# Shrimp for Algae



## Peligrin (Feb 11, 2005)

I have a ten gallon tank in which I have four male guppies and an upside down catfish. If I were to get shrimp to handle my algae, which is all over everything, including the walls of the tank, what kind would I get (ghost or amano shrimp) and how many? Are there any other freshwater shrimp that would be aggressive with algae?

Leigh


----------



## Damon (Jan 18, 2005)

I vote neither. A dozen cherry shrimp will have the same effect and will breed in your tank unlike the amano which need brackish setups to breed. Cherries breed like rabbits and go for good money on aquabid. A buddy sells a dozen almost every week for good money.


----------



## shev (Jan 18, 2005)

ghost shrimp don't eat algae. or.... they just really suck at it.


----------



## Peligrin (Feb 11, 2005)

Simpte @ Sat Mar 26 said:


> A dozen cherry shrimp will have the same effect


So they'll take care of my algae problem? Which would be better: The cherry shrimp or a small pleco (as far as algae management and bioload)? I've been looking for a butterfly pleco, but no one in my area has been able to find one. That's why I'm looking into shrimp. I've had a couple of otos and a CAE (not at the same time), but none of them lasted very long.  



Simpte @ Sat Mar 26 said:


> Cherries breed like rabbits


If I didn't want to have to deal with selling the babies, would my guppies eat them?



shev @Sat Mar 26 said:


> ghost shrimp don't eat algae. or.... they just really suck at it.


LOL!


----------



## Prez (Jan 25, 2005)

I have a 6gal and I have 3 amano's in it. They have done a very good job at cleaning the algae off the fake plants and gravel in the tank.

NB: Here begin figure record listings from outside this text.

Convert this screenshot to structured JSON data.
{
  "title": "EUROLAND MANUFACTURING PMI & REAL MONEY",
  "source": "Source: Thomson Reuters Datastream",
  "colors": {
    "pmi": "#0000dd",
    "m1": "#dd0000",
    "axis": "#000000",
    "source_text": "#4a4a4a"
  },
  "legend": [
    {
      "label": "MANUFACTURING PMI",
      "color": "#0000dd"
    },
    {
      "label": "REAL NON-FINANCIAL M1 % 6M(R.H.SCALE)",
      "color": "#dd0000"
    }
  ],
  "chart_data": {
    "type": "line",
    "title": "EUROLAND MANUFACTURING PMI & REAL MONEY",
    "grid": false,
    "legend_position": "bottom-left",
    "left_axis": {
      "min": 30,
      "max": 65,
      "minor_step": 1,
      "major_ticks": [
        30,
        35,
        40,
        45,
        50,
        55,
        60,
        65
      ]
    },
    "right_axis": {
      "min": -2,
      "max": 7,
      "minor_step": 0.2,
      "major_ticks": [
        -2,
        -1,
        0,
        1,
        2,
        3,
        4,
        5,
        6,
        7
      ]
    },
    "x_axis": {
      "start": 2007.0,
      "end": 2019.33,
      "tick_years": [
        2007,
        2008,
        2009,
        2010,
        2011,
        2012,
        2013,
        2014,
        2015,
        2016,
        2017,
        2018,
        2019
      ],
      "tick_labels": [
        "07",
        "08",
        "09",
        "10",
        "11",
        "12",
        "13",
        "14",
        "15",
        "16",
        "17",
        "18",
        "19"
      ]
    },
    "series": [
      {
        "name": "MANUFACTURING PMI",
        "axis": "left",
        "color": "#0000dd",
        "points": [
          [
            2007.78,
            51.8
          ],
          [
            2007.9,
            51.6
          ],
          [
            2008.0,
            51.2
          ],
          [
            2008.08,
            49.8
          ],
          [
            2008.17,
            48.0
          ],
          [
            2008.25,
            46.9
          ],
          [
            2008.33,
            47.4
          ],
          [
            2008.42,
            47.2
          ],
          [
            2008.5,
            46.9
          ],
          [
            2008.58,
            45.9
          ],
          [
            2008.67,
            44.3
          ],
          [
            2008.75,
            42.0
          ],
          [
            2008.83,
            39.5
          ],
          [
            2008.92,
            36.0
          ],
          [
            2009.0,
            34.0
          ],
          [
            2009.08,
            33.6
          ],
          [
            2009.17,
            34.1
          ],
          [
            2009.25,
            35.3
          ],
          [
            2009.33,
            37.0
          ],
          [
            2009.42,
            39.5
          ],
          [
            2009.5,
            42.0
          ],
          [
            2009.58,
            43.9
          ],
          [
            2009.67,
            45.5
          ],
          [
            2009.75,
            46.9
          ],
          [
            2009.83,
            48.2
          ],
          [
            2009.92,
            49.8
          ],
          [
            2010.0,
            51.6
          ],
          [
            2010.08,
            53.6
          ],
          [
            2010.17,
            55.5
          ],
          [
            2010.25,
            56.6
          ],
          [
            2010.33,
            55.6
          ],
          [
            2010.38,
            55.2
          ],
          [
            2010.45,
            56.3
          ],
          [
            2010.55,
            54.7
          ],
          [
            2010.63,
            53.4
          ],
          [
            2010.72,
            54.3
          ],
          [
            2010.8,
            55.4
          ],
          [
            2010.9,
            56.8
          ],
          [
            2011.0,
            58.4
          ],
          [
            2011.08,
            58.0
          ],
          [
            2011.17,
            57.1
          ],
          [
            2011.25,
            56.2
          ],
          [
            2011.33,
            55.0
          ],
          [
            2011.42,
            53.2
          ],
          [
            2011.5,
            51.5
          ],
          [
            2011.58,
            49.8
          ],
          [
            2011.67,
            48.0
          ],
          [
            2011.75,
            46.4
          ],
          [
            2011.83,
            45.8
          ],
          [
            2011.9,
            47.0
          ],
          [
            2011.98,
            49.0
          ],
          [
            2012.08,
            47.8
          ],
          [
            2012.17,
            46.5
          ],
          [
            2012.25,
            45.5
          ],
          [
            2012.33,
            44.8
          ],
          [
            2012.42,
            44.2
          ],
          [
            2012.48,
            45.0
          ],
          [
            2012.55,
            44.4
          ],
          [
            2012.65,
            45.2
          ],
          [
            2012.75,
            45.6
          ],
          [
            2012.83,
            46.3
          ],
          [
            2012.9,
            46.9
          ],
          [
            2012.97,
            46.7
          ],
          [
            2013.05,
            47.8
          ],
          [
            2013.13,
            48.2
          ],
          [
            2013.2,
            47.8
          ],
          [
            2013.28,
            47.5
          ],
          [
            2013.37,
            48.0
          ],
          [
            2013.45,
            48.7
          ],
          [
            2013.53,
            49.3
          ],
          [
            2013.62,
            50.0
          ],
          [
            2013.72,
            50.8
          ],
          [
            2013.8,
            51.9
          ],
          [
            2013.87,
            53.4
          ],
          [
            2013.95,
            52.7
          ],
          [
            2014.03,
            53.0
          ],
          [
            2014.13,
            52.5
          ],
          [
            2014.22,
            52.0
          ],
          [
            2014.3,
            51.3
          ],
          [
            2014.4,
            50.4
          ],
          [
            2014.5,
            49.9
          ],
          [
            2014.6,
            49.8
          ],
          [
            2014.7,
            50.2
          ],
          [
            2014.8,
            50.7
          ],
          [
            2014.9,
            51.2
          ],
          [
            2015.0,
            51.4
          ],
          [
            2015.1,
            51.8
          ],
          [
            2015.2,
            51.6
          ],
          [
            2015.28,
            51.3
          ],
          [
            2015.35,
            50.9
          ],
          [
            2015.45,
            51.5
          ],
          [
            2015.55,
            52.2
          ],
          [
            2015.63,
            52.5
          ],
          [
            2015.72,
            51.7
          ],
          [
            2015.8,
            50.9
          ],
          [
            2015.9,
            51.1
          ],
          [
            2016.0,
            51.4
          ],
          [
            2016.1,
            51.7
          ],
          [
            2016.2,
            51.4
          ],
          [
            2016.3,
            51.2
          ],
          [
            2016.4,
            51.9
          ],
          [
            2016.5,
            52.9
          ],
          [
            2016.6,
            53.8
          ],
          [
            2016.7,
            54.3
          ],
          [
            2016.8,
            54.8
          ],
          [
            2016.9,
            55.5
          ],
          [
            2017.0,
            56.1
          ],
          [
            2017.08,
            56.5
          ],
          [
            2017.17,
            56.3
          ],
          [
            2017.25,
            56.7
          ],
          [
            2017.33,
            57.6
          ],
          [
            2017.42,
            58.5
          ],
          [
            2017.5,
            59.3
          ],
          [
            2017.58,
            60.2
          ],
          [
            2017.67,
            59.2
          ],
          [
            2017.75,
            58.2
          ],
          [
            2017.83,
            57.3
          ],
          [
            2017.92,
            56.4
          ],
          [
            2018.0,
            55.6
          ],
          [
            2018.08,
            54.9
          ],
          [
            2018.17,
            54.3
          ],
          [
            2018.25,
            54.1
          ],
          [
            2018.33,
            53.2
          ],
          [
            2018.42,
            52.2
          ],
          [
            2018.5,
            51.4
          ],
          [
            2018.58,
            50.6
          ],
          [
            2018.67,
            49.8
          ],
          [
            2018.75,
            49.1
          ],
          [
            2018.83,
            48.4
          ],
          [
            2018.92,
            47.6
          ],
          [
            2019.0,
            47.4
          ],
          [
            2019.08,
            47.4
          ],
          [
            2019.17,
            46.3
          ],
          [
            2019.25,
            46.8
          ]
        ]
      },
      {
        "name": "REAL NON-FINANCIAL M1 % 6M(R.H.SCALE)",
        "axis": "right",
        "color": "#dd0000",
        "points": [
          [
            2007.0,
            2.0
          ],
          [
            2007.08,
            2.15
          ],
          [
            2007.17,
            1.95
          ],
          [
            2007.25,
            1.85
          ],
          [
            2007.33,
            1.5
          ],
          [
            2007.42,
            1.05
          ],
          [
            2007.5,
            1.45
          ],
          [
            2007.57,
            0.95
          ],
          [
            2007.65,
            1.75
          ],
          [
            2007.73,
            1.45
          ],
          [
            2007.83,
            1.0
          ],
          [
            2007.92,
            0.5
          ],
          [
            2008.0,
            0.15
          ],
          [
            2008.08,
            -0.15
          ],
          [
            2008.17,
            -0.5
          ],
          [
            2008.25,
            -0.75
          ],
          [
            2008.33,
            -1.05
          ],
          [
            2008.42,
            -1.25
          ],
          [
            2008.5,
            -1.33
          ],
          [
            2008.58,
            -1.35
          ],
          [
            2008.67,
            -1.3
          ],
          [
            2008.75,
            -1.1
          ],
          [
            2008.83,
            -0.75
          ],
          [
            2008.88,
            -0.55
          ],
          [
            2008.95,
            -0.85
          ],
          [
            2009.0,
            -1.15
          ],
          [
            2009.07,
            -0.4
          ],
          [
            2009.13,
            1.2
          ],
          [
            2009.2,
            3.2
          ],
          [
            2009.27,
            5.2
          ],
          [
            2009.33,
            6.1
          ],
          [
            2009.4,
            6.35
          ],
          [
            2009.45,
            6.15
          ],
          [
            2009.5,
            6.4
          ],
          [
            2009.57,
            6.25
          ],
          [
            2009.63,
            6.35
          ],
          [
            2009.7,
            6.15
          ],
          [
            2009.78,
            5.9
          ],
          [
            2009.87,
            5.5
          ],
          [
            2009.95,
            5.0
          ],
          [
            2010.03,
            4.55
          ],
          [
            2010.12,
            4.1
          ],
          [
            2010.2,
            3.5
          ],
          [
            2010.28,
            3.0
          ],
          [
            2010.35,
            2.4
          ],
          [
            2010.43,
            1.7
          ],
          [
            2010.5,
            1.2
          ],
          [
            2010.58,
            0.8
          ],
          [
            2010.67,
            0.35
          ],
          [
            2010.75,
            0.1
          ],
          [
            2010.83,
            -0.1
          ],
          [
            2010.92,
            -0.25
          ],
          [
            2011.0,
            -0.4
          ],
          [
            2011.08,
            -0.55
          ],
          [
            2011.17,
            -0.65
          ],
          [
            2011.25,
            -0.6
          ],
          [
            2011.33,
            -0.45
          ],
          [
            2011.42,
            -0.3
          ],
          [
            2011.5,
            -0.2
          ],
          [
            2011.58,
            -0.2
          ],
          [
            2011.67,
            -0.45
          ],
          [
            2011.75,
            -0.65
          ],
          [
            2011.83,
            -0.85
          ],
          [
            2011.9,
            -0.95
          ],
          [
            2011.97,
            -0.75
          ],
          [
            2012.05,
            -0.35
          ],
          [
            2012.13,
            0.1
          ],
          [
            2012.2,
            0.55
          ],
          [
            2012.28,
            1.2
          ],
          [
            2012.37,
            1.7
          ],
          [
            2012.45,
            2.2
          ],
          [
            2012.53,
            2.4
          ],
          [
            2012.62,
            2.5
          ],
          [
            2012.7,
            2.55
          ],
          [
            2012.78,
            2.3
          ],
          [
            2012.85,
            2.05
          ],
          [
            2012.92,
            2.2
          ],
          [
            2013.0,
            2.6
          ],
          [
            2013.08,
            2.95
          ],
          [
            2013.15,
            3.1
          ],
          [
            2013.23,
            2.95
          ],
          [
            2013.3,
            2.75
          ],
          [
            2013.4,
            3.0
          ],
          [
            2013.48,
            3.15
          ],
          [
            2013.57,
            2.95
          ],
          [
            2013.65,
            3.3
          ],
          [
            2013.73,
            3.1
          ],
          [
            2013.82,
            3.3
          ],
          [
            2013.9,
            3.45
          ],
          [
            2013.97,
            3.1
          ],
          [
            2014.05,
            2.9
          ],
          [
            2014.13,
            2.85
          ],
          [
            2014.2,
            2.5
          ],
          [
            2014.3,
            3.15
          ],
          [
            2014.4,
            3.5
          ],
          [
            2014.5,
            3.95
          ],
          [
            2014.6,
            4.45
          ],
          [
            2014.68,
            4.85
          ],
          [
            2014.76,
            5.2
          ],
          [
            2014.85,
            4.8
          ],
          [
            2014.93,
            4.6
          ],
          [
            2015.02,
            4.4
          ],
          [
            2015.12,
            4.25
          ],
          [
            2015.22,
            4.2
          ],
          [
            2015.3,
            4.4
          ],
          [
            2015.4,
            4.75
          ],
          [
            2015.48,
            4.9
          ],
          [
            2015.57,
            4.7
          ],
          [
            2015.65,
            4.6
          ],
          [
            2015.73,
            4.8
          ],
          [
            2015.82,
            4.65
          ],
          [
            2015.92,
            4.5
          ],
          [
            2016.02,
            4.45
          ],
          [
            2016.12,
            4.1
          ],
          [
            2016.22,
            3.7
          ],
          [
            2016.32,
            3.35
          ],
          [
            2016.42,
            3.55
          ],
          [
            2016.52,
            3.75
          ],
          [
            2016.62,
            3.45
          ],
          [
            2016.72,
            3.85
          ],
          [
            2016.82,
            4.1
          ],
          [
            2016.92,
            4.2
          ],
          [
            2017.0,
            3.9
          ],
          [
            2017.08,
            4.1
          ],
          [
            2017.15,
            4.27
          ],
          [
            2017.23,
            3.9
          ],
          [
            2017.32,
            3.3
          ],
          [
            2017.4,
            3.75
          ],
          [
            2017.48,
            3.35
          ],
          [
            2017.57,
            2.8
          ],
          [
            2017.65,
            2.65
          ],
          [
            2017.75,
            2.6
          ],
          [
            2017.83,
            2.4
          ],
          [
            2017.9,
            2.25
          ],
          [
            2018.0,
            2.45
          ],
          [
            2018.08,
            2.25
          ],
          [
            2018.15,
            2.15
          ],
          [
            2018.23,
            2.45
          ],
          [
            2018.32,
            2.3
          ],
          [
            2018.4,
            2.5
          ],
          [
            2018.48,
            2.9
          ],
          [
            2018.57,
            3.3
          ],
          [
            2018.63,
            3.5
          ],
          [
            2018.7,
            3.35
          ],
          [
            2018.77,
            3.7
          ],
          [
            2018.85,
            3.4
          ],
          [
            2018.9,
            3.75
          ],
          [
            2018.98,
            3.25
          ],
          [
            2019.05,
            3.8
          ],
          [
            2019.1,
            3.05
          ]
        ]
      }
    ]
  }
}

I also have a betta, 3 white clouds and a gold nugget pleco (she doesn't do a good job with algae).


----------



## Damon (Jan 18, 2005)

Cherries won't overrun your tank, but they will keep a good sized population. They will eat leftover food, algae and rotting organic materials and their bio-load is minimal. Amanos are good but they don't reproduce well.


----------



## Peligrin (Feb 11, 2005)

Are they easy to avoid sucking into the hose when you vacuum the gravel?

:shock:


----------



## garfieldnfish (Jan 18, 2005)

Depending on how many fish you have in the 10 gal, I would doubt you have room left for a small pleco since all plecos poop a lot. Forget the ghost shrimp, I had some and all they did was fight the fish over the fish food. Amano are supposed to be good in algae control but like stated they will not reproduce in freshwater so you will have to replace them as they die and I don't think shrimp livespans are all that long. I would also vote for the cherry shrimp. Your fish will eat shrimp off spring and but if you are running low you could safe a few and put them into a grow out container.


----------



## Guest (Apr 7, 2005)

u sure ghost shrimp dont eat algae? i always thought they did :shock:


----------



## Damon (Jan 18, 2005)

Ghost shrimp will eat algae, but not as much as Amanos or Cherry Reds.


----------



## garfieldnfish (Jan 18, 2005)

They will eat algae but only if there is nothing else. So they are not very effective unless you can keep an entire army in there.


----------



## Tanuke (Jan 23, 2005)

Agree. I have a tank full of ghosts and the algae got so bad in there i had to scoop it all out--and dump it in the red cherry and bumblebee shrimp tanks, both tanks completely disposed of the algae within about a week. They also keep the sides of their tanks algae free and will clean off algae on plants without harming the plants--they are so small they won't bend plant leaves. I routinely dump algae riddles plants taken out of the tanks with fish into the shrimp tanks for a week, and then take the plants out all cleared of algae, put them back into the fish tanks. The Amanos are still working on their ball of algae I gave them about 2 months ago (but there aren't as many of them in the tank as red cherries). The Red Cherries actually seem to include algae in their regular diet whereas the Amanos will neglect the algae for other food. Also, the red cherries show up better in planted tanks whereas the Amanos tend to blend into their environment.


----------